Sur la forme, Virginie Despentes n'est pas dentellière, son écriture, c'est un uppercut en pleine face, mais peut-être que parfois c'est tout ce dont nous avons besoin...
Apothéose apocalyptique
Ce tome 3 et sa terrible page 370 étaient inéluctables.
Les deux précédents tomes ne laissaient d'autre issue, car ils sont le miroir d'une société qui tend inexorablement à la violence.
Paradoxe ou corollaire, les individus, eux, se vendent désespérément pour un peu de chaleur, un peu d'amour...
Vernon est le témoin de son époque, aussi le voit-on assister, impuissant, à la déconstruction d'un monde rêvé, et devenu réalité, par ceux-là mêmes qui l'avaient édifié.
L'humanité est rattrapée par sa nature...
Si je suis personnellement restée très hermétique à l'envolée ésotérique et futuriste des dernières pages, Despentes, avec ce final, m'a néanmoins laissée hagarde, la peur au ventre, avec une question en tête: et si elle avait raison...
Résumé
Vernon Subutex, ancien disquaire ruiné, se retrouve à la rue après la mort de son bienfaiteur, la rock star Alex Bleach, qui l'entretenait depuis la fermeture de sa boutique.
Vernon découvre la rue dans le tome 1, puis fait l'objet d'une chasse à l'homme , parce qu'il a en sa possession des bandes-son inédites de la rock star.
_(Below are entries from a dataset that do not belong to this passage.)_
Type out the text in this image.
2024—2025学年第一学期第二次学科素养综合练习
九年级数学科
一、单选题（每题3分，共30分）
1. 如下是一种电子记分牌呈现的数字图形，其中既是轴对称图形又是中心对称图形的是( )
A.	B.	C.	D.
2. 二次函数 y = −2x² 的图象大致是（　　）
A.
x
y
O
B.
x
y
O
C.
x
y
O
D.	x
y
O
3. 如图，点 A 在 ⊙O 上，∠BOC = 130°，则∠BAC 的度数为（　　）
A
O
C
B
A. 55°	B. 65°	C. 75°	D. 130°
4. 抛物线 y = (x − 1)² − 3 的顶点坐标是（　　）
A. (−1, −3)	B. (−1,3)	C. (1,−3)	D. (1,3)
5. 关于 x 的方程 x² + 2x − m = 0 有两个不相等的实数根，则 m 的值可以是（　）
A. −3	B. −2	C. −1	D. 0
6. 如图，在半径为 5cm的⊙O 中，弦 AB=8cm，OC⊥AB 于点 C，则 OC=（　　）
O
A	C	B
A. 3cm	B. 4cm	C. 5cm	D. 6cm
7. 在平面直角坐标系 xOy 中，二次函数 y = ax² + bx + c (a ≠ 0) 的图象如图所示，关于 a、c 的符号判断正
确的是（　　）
Vernon devient un mythe, et son aura bienveillante agglomère une foule de personnages disparates autour de lui.
A la fin du tome 2, ils décident de se mettre au vert, de vivre de musique et d'amour. Hélas, la nature humaine les rattrape dans ce tome 3, où l'on verra ces convergences se déliter face à un Vernon Subutex impuissant.